Saturday, July 25, 2015

Listening to Prestige Part 65a: Zoot Sims

(Still filling in gaps from 1952. This incredible session just showed up on YouTube).

Al Cohn and Zoot Sims had played together a lot, starting with Woody Herman, and they would go on to be one of the most satisfying saxophone pairings in jazz history, but this was their first session together in a group led by one of them, and they hit the ground running. Having Kai Winding along doesn't hurt either.

"Tangerine" is a beautiful melody by movie composer Victor Schertzinger. It was given its most popular treatment in 1942 by Jimmy Dorsey, around the time that Zoot was joining the Benny Goodman orchestra as a teenager. It gets a swing to bop treatment here, starting with some amazing counterpointing by Cohn and Winding behind a Sims lead on the head, and then giving plenty of solo room to all three of them.

"Zootcase" begins with a complex lead-in by George Wallington to a simple but catchy unison riff by the three horns, terrific solo work by each of them, with the continued strong presence of Wallington, culminating in a piano solo, then a Blakey solo, after which the ensemble riffs it out.

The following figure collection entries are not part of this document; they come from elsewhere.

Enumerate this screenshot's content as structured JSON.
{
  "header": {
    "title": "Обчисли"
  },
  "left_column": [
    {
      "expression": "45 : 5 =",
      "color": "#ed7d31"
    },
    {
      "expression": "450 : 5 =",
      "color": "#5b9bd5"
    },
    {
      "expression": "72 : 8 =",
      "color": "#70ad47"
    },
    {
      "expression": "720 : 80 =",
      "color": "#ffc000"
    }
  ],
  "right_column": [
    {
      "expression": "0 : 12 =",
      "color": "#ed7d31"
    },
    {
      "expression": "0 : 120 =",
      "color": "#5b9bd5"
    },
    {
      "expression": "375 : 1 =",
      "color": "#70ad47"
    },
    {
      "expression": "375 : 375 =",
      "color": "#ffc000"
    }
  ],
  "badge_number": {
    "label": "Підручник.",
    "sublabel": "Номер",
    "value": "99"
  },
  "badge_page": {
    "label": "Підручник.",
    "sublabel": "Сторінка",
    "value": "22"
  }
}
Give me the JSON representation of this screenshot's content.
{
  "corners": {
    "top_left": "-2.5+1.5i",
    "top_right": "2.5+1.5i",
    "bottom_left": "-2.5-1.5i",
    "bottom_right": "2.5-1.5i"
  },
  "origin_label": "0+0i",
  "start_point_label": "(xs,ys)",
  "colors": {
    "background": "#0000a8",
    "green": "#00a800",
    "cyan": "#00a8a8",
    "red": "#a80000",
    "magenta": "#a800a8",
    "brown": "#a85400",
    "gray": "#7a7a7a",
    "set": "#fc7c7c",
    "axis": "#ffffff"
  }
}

"The Red Door" is a composition by Gerry Mulligan and Zoot Sims. As with "Tangerine," it starts with an intricate interplay between solo and ensemble, leading into a beautiful, lyrical solo by Zoot, followed by Kai and Al. One expects Al and Zoot to know just how to play together, and how to bring out the best in each other, but Kai adds one more piece of complete understanding to the mix.

"Morning Fun"  is an Al and Zoot composition, played by the quintet after Kai Winding had packed up for the day, and it's more of a blowing session, starting with vivid, uptempo cadenza leading into a two-horn riff, leading into lots more good stuff. George Wallington only takes a brief solo at the end, but his presence is felt throughout.

"Tangerine" and "Zootcase" were released on an eponymous EP. All four tunes came out on a ten-inch entitled Zoot Sims All Stars, and again packaged with a Stan Getz session (and continuing to trade on the Woody Herman classic) as The Brothers. Modern jazz did have a sense of humor--witness Dizzy Gillespie and Slim Gaillard, among others--but modern jazz packaging was not generally noted for much of a sense of humor, so it's interesting that Prestige had Don Martin as one of its album cover artists. Martin only did about a half dozen covers for them, and I don't know if the association ended because it turned out there was no room in jazz packaging for a sense of humor, or just because he went to work full time for Mad.